The command above will generate a file called items.service.ts. Open this file and replace its content with this:

import { Injectable } from '@angular/core';
import { Observable } from 'rxjs';
import { Item } from './item.interface';
import { HttpClient, HttpHeaders } from '@angular/common/http';
import { AuthService } from '../auth/auth.service';

@Injectable({
  providedIn: 'root'
})
export class ItemsService {

  constructor(private http: HttpClient, private auth: AuthService) { }

  // creates header
  private _authHeader(): Object {
    return {
      headers: new HttpHeaders({ 'authorization': `Bearer ${this.auth.getAccessToken()}`})
    };
  }

  public getItems(): Observable<Item[]> {
    return this.http.get<Item[]>('/api/items');
  }

  public postItems(item: Item): Observable<Item> {
    return this.http.post<Item>('/api/items', item, this._authHeader());
  }

  public postToShoppingCart(): Observable<String> {
    return this.http.post<String>('/api/shopping-cart', '', this._authHeader());
  }
}

As you can see, every method (other than _authHeader(), which adds the access token to requests) is just a wrapper to an HTTP request.

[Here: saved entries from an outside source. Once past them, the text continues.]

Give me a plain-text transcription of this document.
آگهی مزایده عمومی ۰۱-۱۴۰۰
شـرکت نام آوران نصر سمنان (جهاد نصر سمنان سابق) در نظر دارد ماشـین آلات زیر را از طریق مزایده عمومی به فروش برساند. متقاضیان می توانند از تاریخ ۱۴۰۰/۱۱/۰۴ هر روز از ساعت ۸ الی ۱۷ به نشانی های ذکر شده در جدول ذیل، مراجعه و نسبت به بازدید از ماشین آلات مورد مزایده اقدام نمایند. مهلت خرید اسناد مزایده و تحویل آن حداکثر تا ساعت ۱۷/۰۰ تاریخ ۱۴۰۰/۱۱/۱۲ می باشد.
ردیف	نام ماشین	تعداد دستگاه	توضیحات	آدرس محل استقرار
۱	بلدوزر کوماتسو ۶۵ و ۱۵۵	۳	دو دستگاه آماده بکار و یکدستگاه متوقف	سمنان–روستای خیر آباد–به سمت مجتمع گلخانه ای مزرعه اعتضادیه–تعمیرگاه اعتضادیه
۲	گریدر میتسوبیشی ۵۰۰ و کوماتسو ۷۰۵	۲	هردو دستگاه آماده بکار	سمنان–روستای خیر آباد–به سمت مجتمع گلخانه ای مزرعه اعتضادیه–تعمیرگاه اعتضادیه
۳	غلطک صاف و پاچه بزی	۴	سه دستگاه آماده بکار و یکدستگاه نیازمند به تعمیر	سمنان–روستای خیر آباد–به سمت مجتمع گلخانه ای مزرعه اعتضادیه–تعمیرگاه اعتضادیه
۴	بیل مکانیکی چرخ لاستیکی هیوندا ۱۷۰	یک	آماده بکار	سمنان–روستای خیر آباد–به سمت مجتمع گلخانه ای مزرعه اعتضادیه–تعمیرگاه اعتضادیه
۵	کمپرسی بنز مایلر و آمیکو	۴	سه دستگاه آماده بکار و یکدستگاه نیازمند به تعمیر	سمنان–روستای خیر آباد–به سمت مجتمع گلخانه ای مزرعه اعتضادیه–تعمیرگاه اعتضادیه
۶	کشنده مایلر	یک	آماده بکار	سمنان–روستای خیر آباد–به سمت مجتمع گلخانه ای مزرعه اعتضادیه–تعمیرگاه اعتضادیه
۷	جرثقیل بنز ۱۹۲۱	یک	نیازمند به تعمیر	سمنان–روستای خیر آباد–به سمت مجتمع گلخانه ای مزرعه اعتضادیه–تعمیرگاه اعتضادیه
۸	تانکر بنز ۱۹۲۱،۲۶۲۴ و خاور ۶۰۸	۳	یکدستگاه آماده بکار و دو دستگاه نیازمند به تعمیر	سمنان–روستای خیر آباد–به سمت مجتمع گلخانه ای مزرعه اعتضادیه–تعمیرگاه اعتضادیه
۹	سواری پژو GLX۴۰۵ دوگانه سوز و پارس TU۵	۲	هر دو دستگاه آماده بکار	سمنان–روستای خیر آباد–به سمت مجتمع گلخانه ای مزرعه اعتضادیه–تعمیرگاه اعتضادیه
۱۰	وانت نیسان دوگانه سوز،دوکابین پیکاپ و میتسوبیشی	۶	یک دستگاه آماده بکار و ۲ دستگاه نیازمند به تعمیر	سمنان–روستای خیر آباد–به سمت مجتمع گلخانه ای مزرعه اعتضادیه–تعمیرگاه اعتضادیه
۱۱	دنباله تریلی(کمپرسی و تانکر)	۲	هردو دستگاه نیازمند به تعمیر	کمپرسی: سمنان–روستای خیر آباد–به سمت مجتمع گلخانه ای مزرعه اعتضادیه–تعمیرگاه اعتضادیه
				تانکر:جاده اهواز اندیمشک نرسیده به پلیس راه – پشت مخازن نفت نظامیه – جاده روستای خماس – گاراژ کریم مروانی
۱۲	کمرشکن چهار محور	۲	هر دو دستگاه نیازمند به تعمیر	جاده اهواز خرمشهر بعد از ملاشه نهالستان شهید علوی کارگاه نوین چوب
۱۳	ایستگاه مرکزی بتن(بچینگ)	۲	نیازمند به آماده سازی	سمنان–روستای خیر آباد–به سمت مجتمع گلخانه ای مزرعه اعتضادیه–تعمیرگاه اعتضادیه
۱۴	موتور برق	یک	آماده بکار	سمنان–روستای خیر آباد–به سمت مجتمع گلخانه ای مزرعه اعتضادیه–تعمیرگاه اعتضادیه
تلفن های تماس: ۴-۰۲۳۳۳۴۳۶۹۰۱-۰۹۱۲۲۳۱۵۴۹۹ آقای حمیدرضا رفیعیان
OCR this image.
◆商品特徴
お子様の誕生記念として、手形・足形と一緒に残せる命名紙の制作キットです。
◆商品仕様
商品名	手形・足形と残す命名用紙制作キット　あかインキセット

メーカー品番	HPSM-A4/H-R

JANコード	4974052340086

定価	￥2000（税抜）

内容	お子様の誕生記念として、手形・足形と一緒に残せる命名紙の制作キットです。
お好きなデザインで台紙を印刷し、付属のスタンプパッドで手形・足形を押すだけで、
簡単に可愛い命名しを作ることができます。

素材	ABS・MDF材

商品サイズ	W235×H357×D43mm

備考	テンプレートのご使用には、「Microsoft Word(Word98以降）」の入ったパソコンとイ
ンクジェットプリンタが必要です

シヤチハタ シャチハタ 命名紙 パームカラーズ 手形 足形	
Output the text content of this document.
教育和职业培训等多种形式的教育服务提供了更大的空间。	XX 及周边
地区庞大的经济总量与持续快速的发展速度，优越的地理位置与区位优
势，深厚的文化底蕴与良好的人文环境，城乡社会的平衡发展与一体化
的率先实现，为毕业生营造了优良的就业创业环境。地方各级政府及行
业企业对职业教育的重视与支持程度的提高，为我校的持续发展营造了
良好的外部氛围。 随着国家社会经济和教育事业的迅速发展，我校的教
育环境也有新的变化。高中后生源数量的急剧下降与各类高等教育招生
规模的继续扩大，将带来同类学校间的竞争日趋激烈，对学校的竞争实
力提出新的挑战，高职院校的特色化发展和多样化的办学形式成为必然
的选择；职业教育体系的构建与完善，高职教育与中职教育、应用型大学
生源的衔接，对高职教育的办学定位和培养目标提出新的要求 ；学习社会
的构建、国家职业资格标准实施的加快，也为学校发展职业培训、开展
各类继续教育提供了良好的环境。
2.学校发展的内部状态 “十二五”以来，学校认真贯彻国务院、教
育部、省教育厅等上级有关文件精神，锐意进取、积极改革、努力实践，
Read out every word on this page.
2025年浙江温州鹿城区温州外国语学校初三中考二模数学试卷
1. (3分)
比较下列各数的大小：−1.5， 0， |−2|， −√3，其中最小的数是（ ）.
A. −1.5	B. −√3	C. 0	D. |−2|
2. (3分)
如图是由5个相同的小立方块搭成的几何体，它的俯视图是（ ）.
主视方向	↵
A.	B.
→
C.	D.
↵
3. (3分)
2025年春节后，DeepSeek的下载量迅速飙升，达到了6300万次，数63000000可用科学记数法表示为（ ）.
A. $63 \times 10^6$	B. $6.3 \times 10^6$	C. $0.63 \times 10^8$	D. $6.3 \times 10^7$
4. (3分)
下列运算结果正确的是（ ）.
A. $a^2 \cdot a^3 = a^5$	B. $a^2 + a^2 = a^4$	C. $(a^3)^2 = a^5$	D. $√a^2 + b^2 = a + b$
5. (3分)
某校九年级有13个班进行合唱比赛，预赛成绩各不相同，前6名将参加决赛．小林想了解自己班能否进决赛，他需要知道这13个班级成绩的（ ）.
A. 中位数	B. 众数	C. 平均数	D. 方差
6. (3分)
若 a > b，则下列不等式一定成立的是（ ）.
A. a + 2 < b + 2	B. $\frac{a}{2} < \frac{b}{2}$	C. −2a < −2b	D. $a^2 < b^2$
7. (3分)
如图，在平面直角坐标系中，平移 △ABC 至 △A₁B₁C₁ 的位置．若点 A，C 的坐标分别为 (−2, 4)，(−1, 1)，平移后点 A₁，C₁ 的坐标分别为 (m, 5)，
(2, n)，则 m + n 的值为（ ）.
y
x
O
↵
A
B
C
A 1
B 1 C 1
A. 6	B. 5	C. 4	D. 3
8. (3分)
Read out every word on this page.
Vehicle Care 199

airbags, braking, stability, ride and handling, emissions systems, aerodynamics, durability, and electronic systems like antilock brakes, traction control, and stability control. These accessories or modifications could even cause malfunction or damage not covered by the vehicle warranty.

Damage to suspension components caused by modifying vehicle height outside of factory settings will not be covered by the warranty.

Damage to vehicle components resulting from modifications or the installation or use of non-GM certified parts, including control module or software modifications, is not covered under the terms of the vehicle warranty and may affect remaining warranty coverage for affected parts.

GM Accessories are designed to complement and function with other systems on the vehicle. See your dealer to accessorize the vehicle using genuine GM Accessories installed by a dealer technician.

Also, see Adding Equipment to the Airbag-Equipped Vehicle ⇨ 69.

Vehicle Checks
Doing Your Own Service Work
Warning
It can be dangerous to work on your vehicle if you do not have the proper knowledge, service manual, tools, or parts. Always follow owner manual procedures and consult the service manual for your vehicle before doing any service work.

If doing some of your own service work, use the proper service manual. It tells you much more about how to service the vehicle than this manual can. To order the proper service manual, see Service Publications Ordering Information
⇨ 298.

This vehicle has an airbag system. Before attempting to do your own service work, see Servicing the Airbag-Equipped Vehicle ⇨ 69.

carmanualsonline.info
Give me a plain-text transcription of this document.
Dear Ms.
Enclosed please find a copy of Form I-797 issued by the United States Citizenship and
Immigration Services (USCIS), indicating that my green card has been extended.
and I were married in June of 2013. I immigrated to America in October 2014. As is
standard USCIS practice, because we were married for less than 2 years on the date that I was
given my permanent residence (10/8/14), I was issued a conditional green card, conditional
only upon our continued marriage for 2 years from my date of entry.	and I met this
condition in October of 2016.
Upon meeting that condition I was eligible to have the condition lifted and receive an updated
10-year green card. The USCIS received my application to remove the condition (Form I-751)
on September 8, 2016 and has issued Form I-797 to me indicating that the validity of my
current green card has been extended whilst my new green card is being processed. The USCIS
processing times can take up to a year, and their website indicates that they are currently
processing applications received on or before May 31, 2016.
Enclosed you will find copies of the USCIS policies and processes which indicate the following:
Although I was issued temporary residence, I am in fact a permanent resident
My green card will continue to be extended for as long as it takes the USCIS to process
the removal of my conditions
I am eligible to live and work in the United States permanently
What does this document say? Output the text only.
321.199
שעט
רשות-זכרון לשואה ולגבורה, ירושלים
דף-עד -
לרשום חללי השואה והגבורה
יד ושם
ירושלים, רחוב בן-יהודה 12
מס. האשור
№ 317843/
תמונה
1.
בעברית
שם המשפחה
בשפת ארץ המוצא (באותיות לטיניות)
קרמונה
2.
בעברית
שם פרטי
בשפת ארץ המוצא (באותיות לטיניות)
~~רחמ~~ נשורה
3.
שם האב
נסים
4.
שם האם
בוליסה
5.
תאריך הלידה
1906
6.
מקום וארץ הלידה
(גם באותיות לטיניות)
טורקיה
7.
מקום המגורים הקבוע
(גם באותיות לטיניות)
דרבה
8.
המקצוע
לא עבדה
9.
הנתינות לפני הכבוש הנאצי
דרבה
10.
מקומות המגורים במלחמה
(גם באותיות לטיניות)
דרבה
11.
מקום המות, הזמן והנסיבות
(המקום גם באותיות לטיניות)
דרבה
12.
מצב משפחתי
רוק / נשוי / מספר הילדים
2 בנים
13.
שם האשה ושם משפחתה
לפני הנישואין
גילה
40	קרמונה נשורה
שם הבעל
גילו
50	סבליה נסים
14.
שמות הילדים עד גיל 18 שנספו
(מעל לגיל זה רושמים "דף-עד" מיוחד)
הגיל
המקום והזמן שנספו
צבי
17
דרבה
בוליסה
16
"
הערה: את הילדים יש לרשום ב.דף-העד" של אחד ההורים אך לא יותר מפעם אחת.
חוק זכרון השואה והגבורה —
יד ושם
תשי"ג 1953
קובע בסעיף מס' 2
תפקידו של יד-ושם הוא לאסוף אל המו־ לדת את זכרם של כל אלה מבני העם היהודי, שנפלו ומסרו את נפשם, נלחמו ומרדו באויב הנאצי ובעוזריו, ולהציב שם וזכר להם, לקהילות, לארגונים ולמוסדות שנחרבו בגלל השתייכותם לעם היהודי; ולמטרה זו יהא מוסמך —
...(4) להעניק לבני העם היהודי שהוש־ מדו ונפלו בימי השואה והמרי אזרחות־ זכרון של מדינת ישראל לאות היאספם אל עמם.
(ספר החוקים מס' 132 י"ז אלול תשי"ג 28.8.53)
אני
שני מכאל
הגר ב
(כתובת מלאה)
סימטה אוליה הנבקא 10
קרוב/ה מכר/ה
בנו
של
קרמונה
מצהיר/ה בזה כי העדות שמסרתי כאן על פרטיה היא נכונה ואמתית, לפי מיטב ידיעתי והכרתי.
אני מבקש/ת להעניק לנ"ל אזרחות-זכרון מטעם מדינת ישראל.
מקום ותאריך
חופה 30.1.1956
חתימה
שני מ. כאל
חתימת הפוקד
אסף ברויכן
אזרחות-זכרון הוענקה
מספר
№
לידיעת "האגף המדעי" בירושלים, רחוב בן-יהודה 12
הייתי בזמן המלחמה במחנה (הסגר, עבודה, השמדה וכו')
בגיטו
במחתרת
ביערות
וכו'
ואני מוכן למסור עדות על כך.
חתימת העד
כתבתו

Now, to use your new service, open the items.component.ts file and update it as follows:

// ... other import statements ...
import { ItemsService } from './items.service';

// ... @Component ...
export class ItemsComponent implements OnInit {
  items: Item [];
  // ... itemSubmitted and itemForm definition ...

  constructor(public authService: AuthService, private itemService: ItemsService, private formBuilder: FormBuilder) {}

  ngOnInit() {
    this.itemService.getItems().subscribe(items => this.items = items);

    // ... this.itemForm ...
  }

  addToCart() {
    this.itemService.postToShoppingCart().subscribe(response => {
    }, error => {
        window.alert(error.error.message || error.error.text);
        console.log(error);
    });
  }

  addNewItem() {
    this.itemSubmitted = true;

    if (!this.itemForm.invalid) {
      this.itemService.postItems(this.itemForm.value).subscribe(response => {
        window.location.reload();
      }, error => {
        window.alert(error.error.message);
      });
    }
  }

  // ... getItemForm, isAdmin, isAuthenticated ...
}

Now, run your application again:

ng serve --proxy-config proxy.config.js --open

And head to your app (localhost:4200) to test it. From there, you can add new items that this time will be synced with your backend application. To check this, you can restart your Angular app and you will see that the new items you create will still be available (prior to these changes, your items were actually held in memory by Angular). Just don't forget that to update the list of items available in the menu, you have to authenticate yourself with the email address that you have used in the Auth0 rules in part 1 of this series.

Building full-stack applications with Nest.js and Angular

"I just built a full-stack @typescriptlang application with @nestframework and @angular!"

Conclusion

In this series, you learned how to create a full-stack application that uses TypeScript on both sides (in the backend and in the frontend). In the first part of the series, you created a Nest.js backend API and secured it with Auth0 then, in this article, you created a nice Angular app that is also secured with Auth0.

Is this application production ready? I wouldn't say so. For starters, you will need to create some automated tests to guarantee that future changes don't break the current functionality. Also, you will need to integrate your backend API with some reliable database (such as MongoDB or PostgreSQL). However, with this series, you acquire sufficient knowledge to start creating modern applications with state-of-the-art technologies.